09 January 2017 - 09:43
By KATHARINE CHILD
HIV testing kit. File photo.
Image: SUPPLIED HIV testing kit. File photo.

Pharmacies are no longer prohibited from selling HIV self-test kits.

The SA Pharmacy Council abolished the restriction on December 23.

Francois Venter, deputy director of the Wits Reproductive Health and HIV Institute, said the law that had prevented pharmacies from selling HIV self-test kits but not other retailers was an "odd prohibition".

Online retailers such as Takealot sell World Health Organisation-approved HIV home-test kits that use a pinprick of blood to give results within 15 minutes.

The kits are considered to be at least 99% accurate.

"Having HIV tests available over the counter makes it easy for people to test for HIV in the privacy of their own home and might increase [willingness to be tested]," said Venter.

The government plans to have 90% of people aware of their HIV status, and 90% of HIV-positive people on treatment, by 2020, in line with UN goals.

"I'm aware that many pharmacies sold the HIV tests used in healthcare settings under the counter," said Venter.

"You could buy them openly on the shelf in the international section of OR Tambo Airport, next to other self-tests, such as those for malaria."

The SA HIV Clinicians' Society has long called for HIV self-test kits to be freely available over the counter at pharmacies and has said the belief that people would harm themselves if they tested positive at home was attributable to "paternalism".

"Large studies on self-testing found no increase in suicide or self-harm associated with a positive test result," Venter said.

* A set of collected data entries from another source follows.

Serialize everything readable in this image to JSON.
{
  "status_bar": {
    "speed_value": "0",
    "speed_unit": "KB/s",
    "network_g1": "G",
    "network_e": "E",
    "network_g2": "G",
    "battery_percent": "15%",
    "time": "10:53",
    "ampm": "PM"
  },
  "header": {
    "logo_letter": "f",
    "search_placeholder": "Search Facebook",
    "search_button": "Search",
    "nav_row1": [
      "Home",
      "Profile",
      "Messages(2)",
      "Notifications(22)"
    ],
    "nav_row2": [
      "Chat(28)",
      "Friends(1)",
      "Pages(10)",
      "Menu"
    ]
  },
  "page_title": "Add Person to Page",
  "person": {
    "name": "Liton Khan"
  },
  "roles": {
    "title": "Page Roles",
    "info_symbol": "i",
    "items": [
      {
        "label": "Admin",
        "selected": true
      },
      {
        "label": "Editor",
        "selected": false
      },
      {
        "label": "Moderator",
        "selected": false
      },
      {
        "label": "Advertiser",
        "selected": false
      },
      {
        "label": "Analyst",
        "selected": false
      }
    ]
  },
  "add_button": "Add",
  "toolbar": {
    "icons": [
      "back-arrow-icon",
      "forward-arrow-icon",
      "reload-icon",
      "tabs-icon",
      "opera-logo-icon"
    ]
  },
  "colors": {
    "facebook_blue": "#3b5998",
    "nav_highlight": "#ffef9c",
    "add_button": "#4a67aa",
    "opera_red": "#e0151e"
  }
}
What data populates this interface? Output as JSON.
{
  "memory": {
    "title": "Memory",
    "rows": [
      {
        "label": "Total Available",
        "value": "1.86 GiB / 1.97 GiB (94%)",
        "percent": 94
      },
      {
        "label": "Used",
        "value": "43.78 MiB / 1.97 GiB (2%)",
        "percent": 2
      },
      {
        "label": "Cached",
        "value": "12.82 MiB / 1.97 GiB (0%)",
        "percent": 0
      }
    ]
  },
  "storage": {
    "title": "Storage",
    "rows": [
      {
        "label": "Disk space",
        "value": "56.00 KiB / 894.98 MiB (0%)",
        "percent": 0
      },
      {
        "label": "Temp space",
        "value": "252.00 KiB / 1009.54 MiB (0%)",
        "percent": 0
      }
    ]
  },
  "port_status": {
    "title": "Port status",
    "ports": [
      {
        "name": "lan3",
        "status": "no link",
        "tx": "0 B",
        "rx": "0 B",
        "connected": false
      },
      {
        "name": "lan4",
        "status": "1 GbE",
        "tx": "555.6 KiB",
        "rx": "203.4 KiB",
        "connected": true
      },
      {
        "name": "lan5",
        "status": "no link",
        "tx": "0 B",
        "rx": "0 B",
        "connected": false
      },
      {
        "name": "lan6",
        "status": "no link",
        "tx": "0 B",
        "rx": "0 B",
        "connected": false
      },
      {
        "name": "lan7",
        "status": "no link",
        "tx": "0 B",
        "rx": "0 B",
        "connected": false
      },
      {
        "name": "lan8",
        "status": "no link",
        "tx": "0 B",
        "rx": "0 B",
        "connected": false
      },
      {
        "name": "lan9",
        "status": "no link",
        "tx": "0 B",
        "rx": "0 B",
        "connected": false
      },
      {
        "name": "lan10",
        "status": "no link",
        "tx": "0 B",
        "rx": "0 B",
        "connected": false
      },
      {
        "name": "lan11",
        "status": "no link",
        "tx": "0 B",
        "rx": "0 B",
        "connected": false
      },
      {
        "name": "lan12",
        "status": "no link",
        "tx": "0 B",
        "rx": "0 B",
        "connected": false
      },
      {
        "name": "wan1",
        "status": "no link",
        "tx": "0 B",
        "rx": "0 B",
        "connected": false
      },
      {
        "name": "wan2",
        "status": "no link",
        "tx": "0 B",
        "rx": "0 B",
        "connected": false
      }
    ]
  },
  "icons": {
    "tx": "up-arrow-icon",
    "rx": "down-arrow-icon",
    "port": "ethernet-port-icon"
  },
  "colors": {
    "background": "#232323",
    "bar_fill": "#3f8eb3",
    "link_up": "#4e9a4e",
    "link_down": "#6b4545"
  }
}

"Pregnancy tests, which [can have] huge consequences and are a theoretical suicide risk, have been sold over the counter with no problem for decades."

Last month the SA Pharmacy Council gazetted draft legislation, open for public comment, to the effect that pharmacists must tell their customers that if they test positive at home they should test again for confirmation.

The draft proposes that test kits sold by pharmacies be approved by the World Health Organisation or other regulatory authority.